The borough is not short of local heroes. Ealing’s people – our diverse communities, our businesses and entrepreneurs, our volunteers, our sportspeople and our artists make this a fabulous place to live.
So, Ealing Council is changing the way that it honours people in the borough and is calling on all residents to nominate people who have made a difference to others through their work, achievements or volunteering.
That could be an athlete, sportsperson, or musician who’s from the borough and who’s been very successful, or an everyday hero who works to support their community and make Ealing a great place to live.
The existing Freedom of the Borough Committee has become the Civic Honours Committee and will review submissions and recommend honours. The Representative Deputy Lieutenant in the borough has agreed to play a role in this process to broaden its scope by bringing in the expertise and local knowledge of the King’s representative in the borough.

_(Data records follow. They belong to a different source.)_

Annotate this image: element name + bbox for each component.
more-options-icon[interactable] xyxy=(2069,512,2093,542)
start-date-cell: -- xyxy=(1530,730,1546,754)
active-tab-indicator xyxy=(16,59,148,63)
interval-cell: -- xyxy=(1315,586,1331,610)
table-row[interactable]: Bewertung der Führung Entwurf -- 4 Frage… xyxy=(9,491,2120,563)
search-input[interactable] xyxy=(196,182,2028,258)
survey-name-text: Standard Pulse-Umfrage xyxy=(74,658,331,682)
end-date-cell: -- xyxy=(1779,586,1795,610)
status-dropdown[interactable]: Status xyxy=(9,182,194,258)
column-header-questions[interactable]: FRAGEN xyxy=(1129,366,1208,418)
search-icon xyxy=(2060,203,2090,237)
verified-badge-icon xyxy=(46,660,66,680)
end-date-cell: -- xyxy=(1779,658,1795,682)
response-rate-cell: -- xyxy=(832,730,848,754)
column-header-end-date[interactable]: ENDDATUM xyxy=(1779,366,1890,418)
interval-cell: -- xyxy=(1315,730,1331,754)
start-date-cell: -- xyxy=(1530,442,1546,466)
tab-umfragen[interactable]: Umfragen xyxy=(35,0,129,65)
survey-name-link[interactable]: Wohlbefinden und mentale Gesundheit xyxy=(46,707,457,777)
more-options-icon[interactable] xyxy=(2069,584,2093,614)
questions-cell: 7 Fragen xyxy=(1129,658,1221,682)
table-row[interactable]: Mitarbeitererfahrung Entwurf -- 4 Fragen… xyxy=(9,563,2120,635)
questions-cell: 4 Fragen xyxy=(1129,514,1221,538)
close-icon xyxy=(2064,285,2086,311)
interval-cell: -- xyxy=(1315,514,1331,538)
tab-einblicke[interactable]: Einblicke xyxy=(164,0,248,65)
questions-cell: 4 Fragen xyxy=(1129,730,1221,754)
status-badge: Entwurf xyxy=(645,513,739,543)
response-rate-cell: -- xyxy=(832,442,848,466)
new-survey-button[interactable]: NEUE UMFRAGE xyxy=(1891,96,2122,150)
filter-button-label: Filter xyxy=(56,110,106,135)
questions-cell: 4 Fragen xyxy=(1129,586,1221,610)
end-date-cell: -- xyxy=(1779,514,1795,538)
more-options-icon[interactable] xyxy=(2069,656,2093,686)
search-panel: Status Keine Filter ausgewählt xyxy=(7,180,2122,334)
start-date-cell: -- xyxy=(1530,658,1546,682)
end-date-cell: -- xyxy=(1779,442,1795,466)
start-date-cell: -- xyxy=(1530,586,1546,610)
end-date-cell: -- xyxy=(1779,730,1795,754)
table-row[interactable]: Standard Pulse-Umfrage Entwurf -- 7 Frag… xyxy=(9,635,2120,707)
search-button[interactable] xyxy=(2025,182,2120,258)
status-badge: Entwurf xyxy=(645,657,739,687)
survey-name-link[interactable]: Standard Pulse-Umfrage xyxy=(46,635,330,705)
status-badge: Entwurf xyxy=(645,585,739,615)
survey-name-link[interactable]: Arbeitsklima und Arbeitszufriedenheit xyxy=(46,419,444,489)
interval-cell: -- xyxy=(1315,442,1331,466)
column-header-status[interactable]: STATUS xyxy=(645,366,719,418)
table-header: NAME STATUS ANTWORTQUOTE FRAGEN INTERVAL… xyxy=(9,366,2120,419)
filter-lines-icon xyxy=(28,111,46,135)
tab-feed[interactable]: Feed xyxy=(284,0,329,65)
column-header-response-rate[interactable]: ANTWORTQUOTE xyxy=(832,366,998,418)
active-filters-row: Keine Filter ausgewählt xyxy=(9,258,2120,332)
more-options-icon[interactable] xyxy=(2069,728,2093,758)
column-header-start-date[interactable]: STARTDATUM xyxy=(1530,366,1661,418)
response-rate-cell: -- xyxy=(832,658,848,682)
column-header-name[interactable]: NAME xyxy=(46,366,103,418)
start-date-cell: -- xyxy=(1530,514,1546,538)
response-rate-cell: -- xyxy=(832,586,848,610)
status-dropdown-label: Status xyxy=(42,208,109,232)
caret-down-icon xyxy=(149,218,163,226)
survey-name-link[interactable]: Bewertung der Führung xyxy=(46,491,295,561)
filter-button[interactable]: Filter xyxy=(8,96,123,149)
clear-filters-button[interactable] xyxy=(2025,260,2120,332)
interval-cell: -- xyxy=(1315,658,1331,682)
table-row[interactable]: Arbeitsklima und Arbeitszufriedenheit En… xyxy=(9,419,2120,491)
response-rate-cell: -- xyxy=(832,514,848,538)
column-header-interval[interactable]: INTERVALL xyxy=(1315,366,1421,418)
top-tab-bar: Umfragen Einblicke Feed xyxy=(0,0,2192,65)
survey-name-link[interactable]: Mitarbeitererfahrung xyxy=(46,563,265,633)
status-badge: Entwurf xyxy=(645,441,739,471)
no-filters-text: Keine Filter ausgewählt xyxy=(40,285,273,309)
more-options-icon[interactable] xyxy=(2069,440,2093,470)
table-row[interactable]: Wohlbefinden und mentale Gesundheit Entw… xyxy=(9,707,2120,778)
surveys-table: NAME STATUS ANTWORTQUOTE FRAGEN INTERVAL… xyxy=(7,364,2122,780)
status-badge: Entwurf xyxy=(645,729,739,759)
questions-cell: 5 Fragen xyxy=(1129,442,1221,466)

“It is especially timely to introduce this new scheme during Black History Month,” said Councillor Peter Mason, the leader of Ealing Council. “A month in which we recognise and celebrate those whose voices are often ignored, marginalised or unheard. Changing the way we do Civic Honours ensures that we hear those local voices loud and clear, celebrate them, their achievements and the way they represent us.”
To ensure that a wide range of potential nominees are proposed from across the community, residents are being asked to nominate those they feel have made a significant contribution. The committee will consider all nominations and provide a shortlist with recommendations for the award to be considered. That might be for Freedom of the Borough, which the council awarded in 2022 to England footballer Bukayo Saka, the naming of a road or building after someone, or making them an Alder of the borough.

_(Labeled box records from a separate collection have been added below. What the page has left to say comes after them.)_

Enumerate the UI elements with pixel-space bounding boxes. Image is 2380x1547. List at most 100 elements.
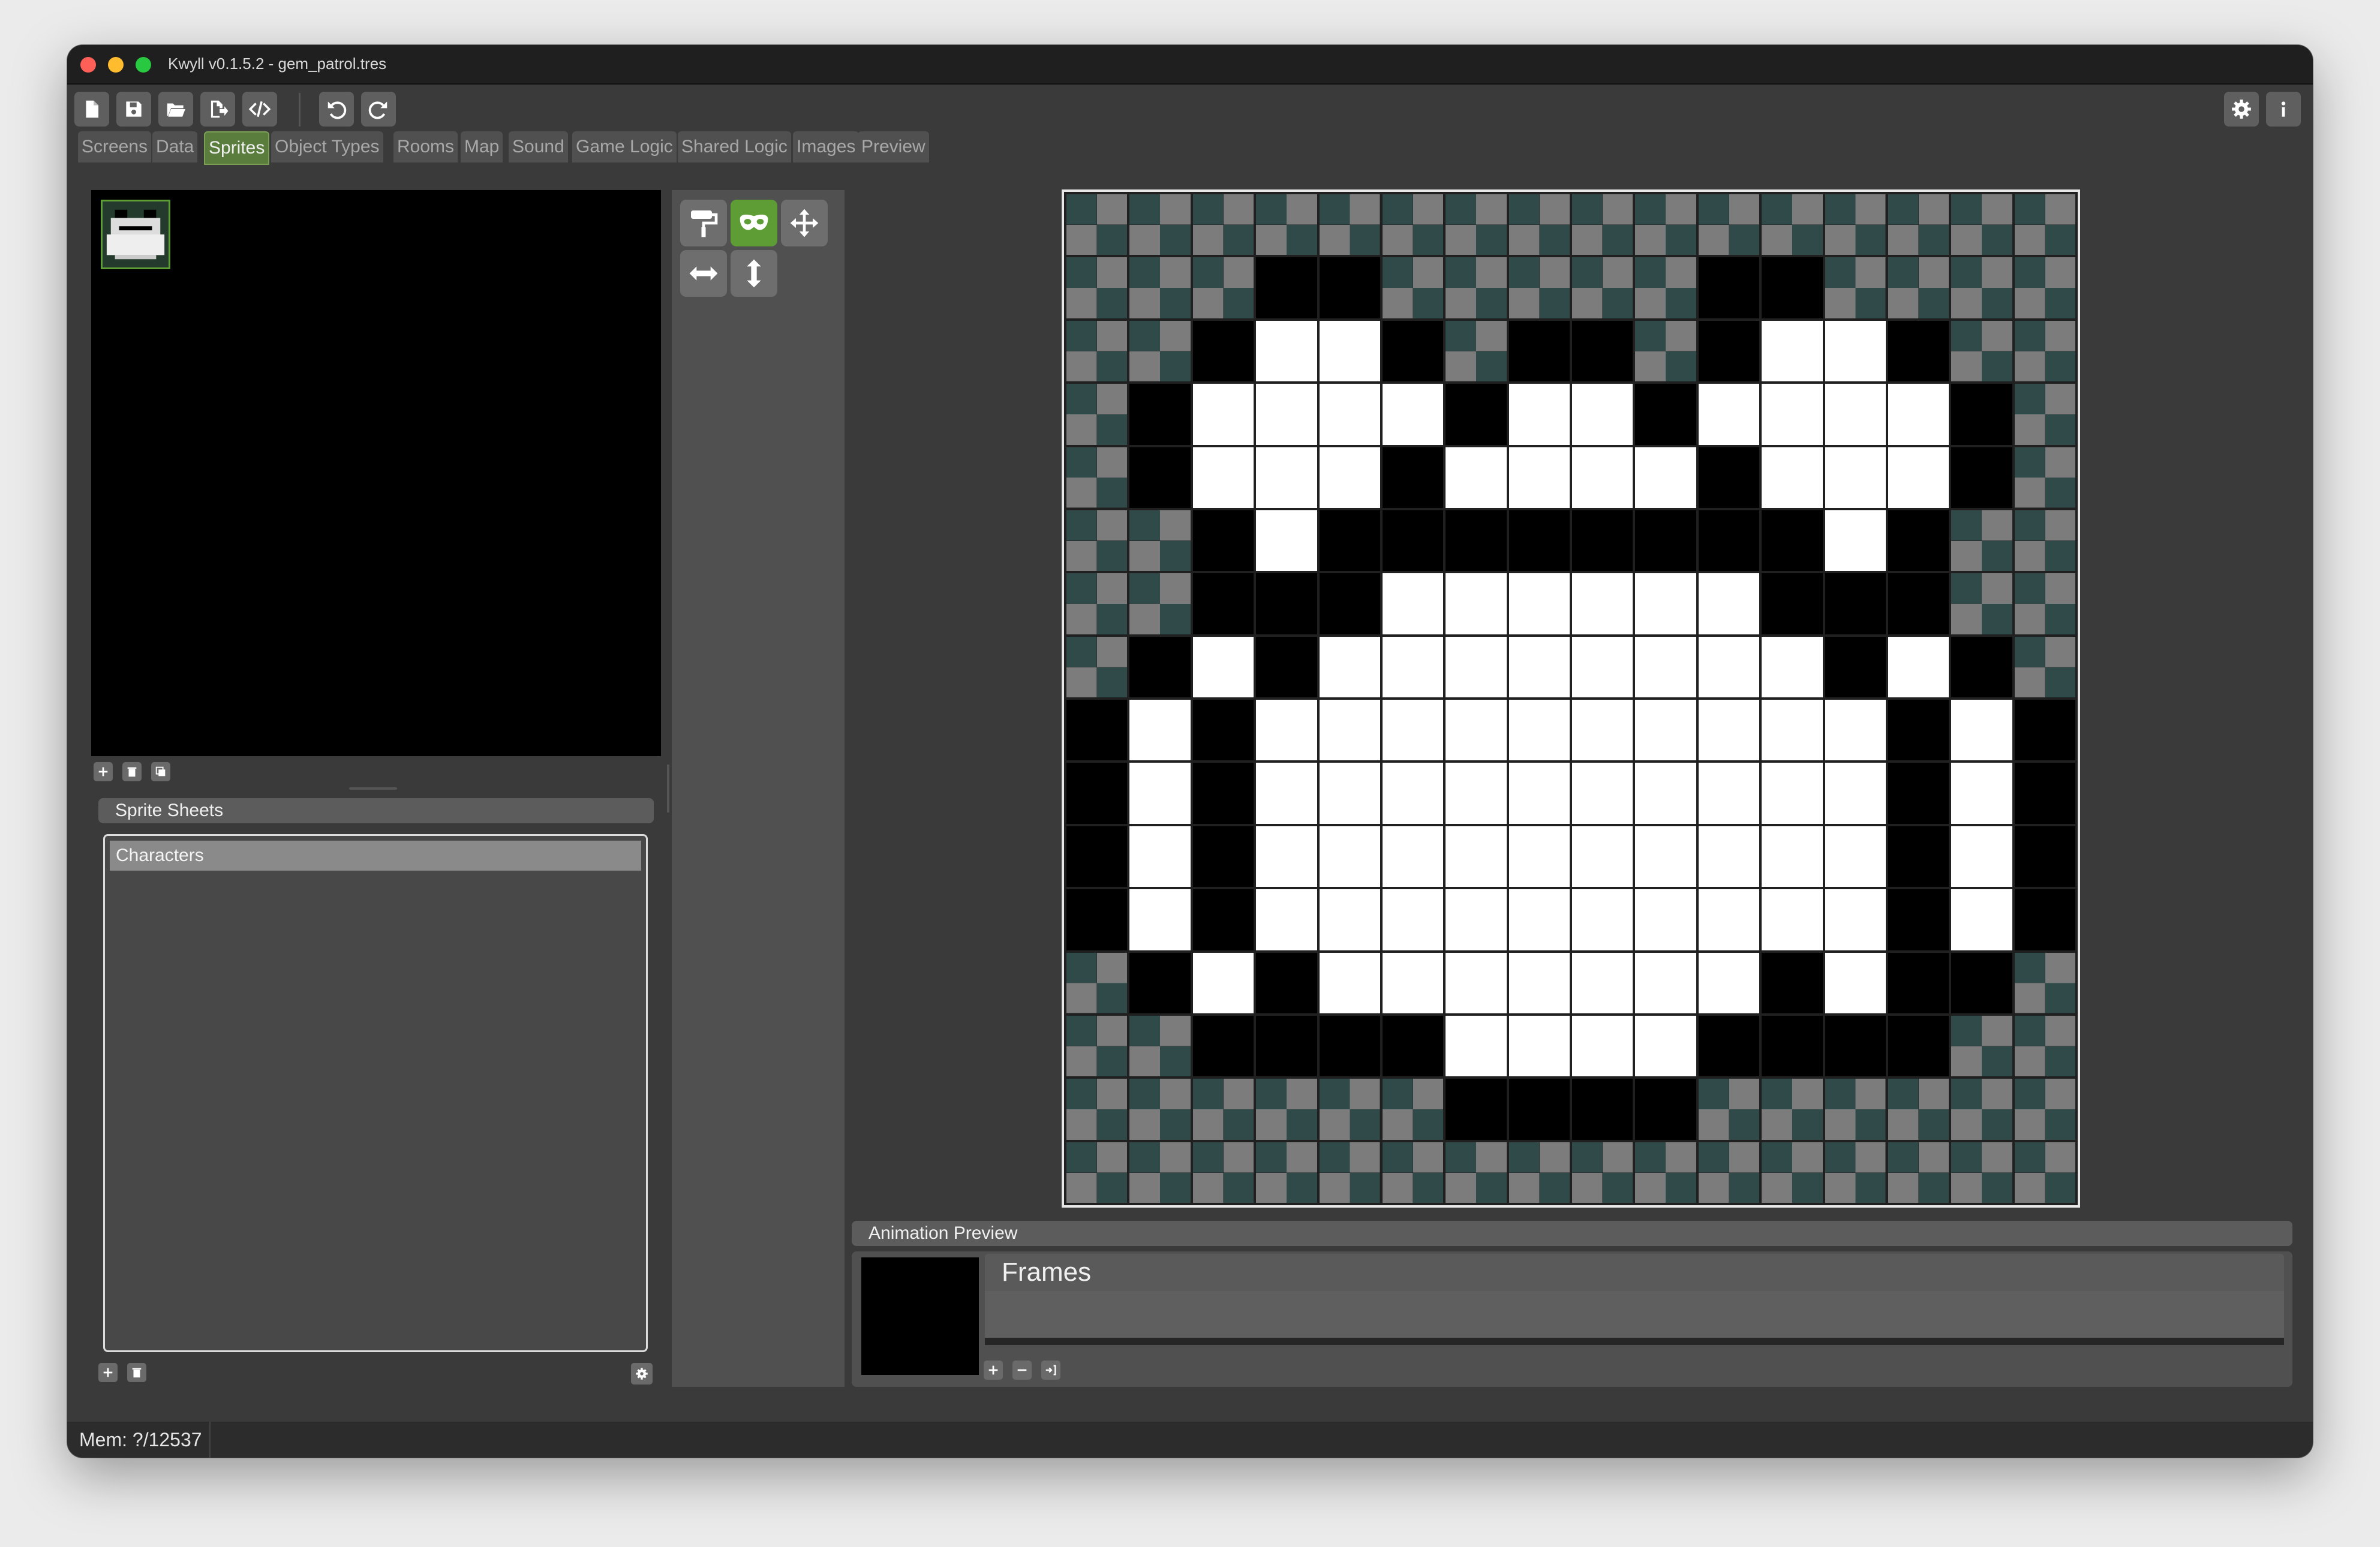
pixel-cell[interactable] <box>1951 384 2012 445</box>
pixel-cell[interactable] <box>1825 636 1886 697</box>
pixel-cell[interactable] <box>1762 447 1823 508</box>
pixel-cell[interactable] <box>1951 257 2012 318</box>
pixel-cell[interactable] <box>1508 447 1570 508</box>
pixel-cell[interactable] <box>1635 952 1696 1013</box>
pixel-cell[interactable] <box>1762 889 1823 950</box>
pixel-cell[interactable] <box>2014 636 2075 697</box>
pixel-cell[interactable] <box>1508 763 1570 824</box>
pixel-cell[interactable] <box>1192 384 1254 445</box>
pixel-cell[interactable] <box>1635 447 1696 508</box>
add-sprite-button[interactable] <box>94 762 113 781</box>
pixel-cell[interactable] <box>1508 384 1570 445</box>
pixel-cell[interactable] <box>1888 636 1949 697</box>
pixel-cell[interactable] <box>2014 510 2075 571</box>
pixel-cell[interactable] <box>1825 510 1886 571</box>
pixel-cell[interactable] <box>1635 573 1696 634</box>
pixel-cell[interactable] <box>1635 384 1696 445</box>
pixel-cell[interactable] <box>1825 889 1886 950</box>
pixel-cell[interactable] <box>1825 257 1886 318</box>
tab-sprites[interactable]: Sprites <box>204 131 270 165</box>
pixel-cell[interactable] <box>1698 384 1760 445</box>
pixel-cell[interactable] <box>1382 447 1444 508</box>
pixel-cell[interactable] <box>1572 952 1633 1013</box>
pixel-cell[interactable] <box>1762 826 1823 887</box>
pixel-cell[interactable] <box>1888 257 1949 318</box>
pixel-cell[interactable] <box>1192 700 1254 761</box>
pixel-cell[interactable] <box>1319 573 1380 634</box>
pixel-cell[interactable] <box>1698 320 1760 382</box>
pixel-cell[interactable] <box>1446 447 1507 508</box>
pixel-cell[interactable] <box>1762 257 1823 318</box>
pixel-cell[interactable] <box>1066 1142 1128 1203</box>
pixel-cell[interactable] <box>1066 952 1128 1013</box>
pixel-cell[interactable] <box>1192 952 1254 1013</box>
pixel-cell[interactable] <box>1888 447 1949 508</box>
pixel-cell[interactable] <box>1698 194 1760 255</box>
pixel-cell[interactable] <box>1446 889 1507 950</box>
pixel-cell[interactable] <box>2014 700 2075 761</box>
pixel-cell[interactable] <box>1192 826 1254 887</box>
pixel-cell[interactable] <box>1888 1015 1949 1077</box>
pixel-cell[interactable] <box>1951 320 2012 382</box>
add-sheet-button[interactable] <box>98 1363 118 1382</box>
info-button[interactable] <box>2266 92 2301 127</box>
pixel-cell[interactable] <box>1635 194 1696 255</box>
pixel-cell[interactable] <box>1256 257 1317 318</box>
tab-screens[interactable]: Screens <box>78 131 152 162</box>
pixel-cell[interactable] <box>1382 826 1444 887</box>
pixel-cell[interactable] <box>1635 826 1696 887</box>
pixel-cell[interactable] <box>1129 889 1191 950</box>
pixel-cell[interactable] <box>1508 573 1570 634</box>
pixel-cell[interactable] <box>2014 194 2075 255</box>
pixel-cell[interactable] <box>1129 573 1191 634</box>
flip-vertical-button[interactable] <box>731 250 777 297</box>
pixel-cell[interactable] <box>1825 384 1886 445</box>
pixel-cell[interactable] <box>1508 1079 1570 1140</box>
pixel-cell[interactable] <box>1635 320 1696 382</box>
pixel-cell[interactable] <box>1066 573 1128 634</box>
pixel-cell[interactable] <box>1446 320 1507 382</box>
pixel-cell[interactable] <box>1635 763 1696 824</box>
pixel-cell[interactable] <box>1192 510 1254 571</box>
pixel-cell[interactable] <box>1446 636 1507 697</box>
pixel-cell[interactable] <box>1951 573 2012 634</box>
redo-button[interactable] <box>361 92 396 127</box>
tab-game-logic[interactable]: Game Logic <box>572 131 677 162</box>
pixel-cell[interactable] <box>1698 889 1760 950</box>
minimize-window-button[interactable] <box>108 57 124 73</box>
pixel-cell[interactable] <box>2014 952 2075 1013</box>
pixel-cell[interactable] <box>2014 257 2075 318</box>
pixel-cell[interactable] <box>1256 1015 1317 1077</box>
pixel-cell[interactable] <box>1825 573 1886 634</box>
pixel-cell[interactable] <box>1698 257 1760 318</box>
pixel-cell[interactable] <box>1825 194 1886 255</box>
pixel-cell[interactable] <box>1762 700 1823 761</box>
pixel-cell[interactable] <box>1129 510 1191 571</box>
tab-rooms[interactable]: Rooms <box>393 131 458 162</box>
pixel-cell[interactable] <box>1446 952 1507 1013</box>
pixel-cell[interactable] <box>1382 573 1444 634</box>
pixel-cell[interactable] <box>1129 700 1191 761</box>
pixel-cell[interactable] <box>1382 384 1444 445</box>
pixel-cell[interactable] <box>1256 320 1317 382</box>
pixel-cell[interactable] <box>1129 826 1191 887</box>
vertical-splitter-handle[interactable] <box>667 765 669 812</box>
pixel-cell[interactable] <box>1508 257 1570 318</box>
pixel-cell[interactable] <box>1572 384 1633 445</box>
pixel-cell[interactable] <box>1382 700 1444 761</box>
pixel-cell[interactable] <box>1256 952 1317 1013</box>
pixel-cell[interactable] <box>1825 320 1886 382</box>
pixel-cell[interactable] <box>1129 257 1191 318</box>
pixel-cell[interactable] <box>1635 636 1696 697</box>
pixel-cell[interactable] <box>1508 1142 1570 1203</box>
pixel-cell[interactable] <box>1256 447 1317 508</box>
pixel-cell[interactable] <box>1825 700 1886 761</box>
pixel-cell[interactable] <box>1698 510 1760 571</box>
pixel-cell[interactable] <box>1762 320 1823 382</box>
pixel-cell[interactable] <box>1951 1142 2012 1203</box>
pixel-cell[interactable] <box>1256 636 1317 697</box>
remove-frame-button[interactable] <box>1012 1361 1032 1380</box>
pixel-cell[interactable] <box>1446 257 1507 318</box>
pixel-cell[interactable] <box>1762 573 1823 634</box>
pixel-cell[interactable] <box>1951 763 2012 824</box>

For nominations that identify someone whose impact has gone beyond the borough, the committee will consider applying for a national honour (like a CBE or OBE) through the national honours process.
Not something that sits on the mantlepiece
But nominees don’t have to have made grand contributions, they could also simply have worked hard locally to make a positive difference to the lives of their community. Nominees can be alive, or those who have passed away.
Councillor Mason continued: “We don’t want these awards to be something that sits on the mantlepiece, we want some of them to be out there in the world. With that in mind, we have decided to name 2 of the new buildings being built as part of our council homebuilding programme after Edna Wilkie and Magdalen Carter.
“Both Edna and Magdalen committed their lives to their local communities, and both independently set up supplementary school classes for children, in particular of Caribbean heritage, supporting hundreds of young people in the borough.
“They were remarkable women, and we are proud to be able to acknowledge and remember them in this way.”
The committee will also identify recipients of the Mayor’s Award. Recipients of this award will receive a certificate which will be presented to them by the Mayor of Ealing. These may be identified from the list of potential nominees for Freedom of the Borough status or nominated directly by the mayor’s office for services to the borough.
To nominate someone please fill in the form available on the council’s website.